La Batalla de las Navas de Tolosa (III): el enfrentamiento

            Se cifran los efectivos almohades entre cien y ciento cincuenta mil combatientes y los cristianos entre sesenta y ochenta mil. Incluso admitiendo las cifras más modestas, hemos de reconocer que el choque debió ser de los más espectaculares y sangrientos de la historia medieval.

             Alfonso VIII había tenido mucho tiempo para meditar sobre las enseñanzas de Alarcos. Además conocía las contramedidas que los cruzados habían desarrollado en Siria y Palestina para hacer frente a similares tácticas musulmanas.

            Cuando amaneció, los dos ejércitos estaban formados frente a frente a una cierta distancia. En la vanguardia del cristiano capitaneando sus tropas de choque Don Diego López de Haro.

            El terreno favorecía a los musulmanes, que estaban en alto. Los cristianos llegaban a ellos cansados por la cabalgata y desorganizados por los previos encuentros. Las tropas de los concejos comenzaron a desmayar, la situación no podía sostenerse ni siquiera con los refuerzos que llegaban de la segunda línea de los cruzados. Hasta este punto todo parecía desarrollarse con arreglo a la estrategia musulmana.

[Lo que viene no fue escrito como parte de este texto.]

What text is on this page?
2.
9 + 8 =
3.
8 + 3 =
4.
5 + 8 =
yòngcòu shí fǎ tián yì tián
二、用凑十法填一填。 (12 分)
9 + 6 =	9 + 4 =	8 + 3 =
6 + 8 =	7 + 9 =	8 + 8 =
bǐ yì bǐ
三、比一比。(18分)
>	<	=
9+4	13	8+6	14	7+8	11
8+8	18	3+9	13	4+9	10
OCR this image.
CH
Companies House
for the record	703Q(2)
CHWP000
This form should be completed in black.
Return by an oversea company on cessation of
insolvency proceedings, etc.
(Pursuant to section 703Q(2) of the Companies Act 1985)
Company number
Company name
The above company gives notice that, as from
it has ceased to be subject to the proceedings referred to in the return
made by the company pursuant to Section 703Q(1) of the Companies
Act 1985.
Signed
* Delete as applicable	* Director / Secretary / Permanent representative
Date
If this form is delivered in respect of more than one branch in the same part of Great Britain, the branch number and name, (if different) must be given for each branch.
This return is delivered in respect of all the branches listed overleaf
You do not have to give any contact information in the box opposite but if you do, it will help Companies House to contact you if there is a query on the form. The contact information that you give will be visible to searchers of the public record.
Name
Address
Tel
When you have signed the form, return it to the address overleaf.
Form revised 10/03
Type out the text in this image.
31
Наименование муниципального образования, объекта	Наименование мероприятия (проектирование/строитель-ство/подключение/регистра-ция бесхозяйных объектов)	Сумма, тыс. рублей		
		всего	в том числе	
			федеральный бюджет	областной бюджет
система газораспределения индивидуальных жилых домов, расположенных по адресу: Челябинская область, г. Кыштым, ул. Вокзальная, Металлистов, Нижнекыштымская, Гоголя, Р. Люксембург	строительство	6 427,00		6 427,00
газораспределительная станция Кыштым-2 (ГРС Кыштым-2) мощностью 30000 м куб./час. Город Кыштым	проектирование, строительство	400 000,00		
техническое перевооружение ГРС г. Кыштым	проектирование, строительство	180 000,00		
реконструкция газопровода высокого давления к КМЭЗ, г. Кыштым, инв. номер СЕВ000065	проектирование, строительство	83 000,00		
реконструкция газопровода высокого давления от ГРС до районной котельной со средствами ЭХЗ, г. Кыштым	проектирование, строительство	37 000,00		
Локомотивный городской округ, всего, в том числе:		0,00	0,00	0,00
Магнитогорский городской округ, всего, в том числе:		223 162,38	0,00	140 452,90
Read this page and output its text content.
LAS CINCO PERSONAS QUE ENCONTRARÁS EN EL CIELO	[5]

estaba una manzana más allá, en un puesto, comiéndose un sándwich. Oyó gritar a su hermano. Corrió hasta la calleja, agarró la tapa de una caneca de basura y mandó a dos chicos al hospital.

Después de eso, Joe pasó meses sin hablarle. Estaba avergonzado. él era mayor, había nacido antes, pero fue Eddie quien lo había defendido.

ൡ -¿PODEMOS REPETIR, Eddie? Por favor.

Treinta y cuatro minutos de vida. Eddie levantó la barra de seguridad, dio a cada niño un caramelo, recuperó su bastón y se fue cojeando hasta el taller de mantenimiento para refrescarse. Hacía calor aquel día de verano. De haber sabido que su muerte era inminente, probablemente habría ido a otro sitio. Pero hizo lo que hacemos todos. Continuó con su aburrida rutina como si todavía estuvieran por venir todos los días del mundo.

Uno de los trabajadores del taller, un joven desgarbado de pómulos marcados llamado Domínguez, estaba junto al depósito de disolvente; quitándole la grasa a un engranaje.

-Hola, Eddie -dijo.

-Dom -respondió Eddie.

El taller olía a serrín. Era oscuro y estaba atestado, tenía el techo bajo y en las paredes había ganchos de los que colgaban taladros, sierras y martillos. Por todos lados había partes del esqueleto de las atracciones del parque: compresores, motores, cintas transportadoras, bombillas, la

            Don Diego y los suyos se mantenían a pie firme sin ceder terreno, pero era evidente que las dos primeras líneas cristianas, asaltadas desde mejores posiciones por los veteranos almohades y penetradas y envueltas por caballería ligera del enemigo, se hallaban en desesperada situación, desorganizadas y al borde del colapso. Alfonso VIII creyó llegado el momento de dirigir la carga decisiva, de cuyo resultado dependía la suerte de la jornada.

            Según la crónica, el rey dijo al arzobispo de Toledo: “Arzobispo, vos y yo aquí muramos”. Y sin más plática cargaron al frente de la tercera línea para socorrer a los que estaban batallando en la ladera del palenque del miramamolín. Al propio tiempo, sincronizando su movimiento con el del cuerpo central, entraban en combate las reservas de las alas, al mando de los reyes de Aragón y Navarra.

            Tal como se había planteado el encuentro del lado cristiano, esta carga tenía que ser la última y decisiva. De que fuese capaz de perforar todo el dispositivo almohade dependía la suerte final de la batalla. El choque no estaba decidido sino que iba discurriendo, por uno y otro bando con arreglo a planes preconcebidos y cuidadosamente ejecutados.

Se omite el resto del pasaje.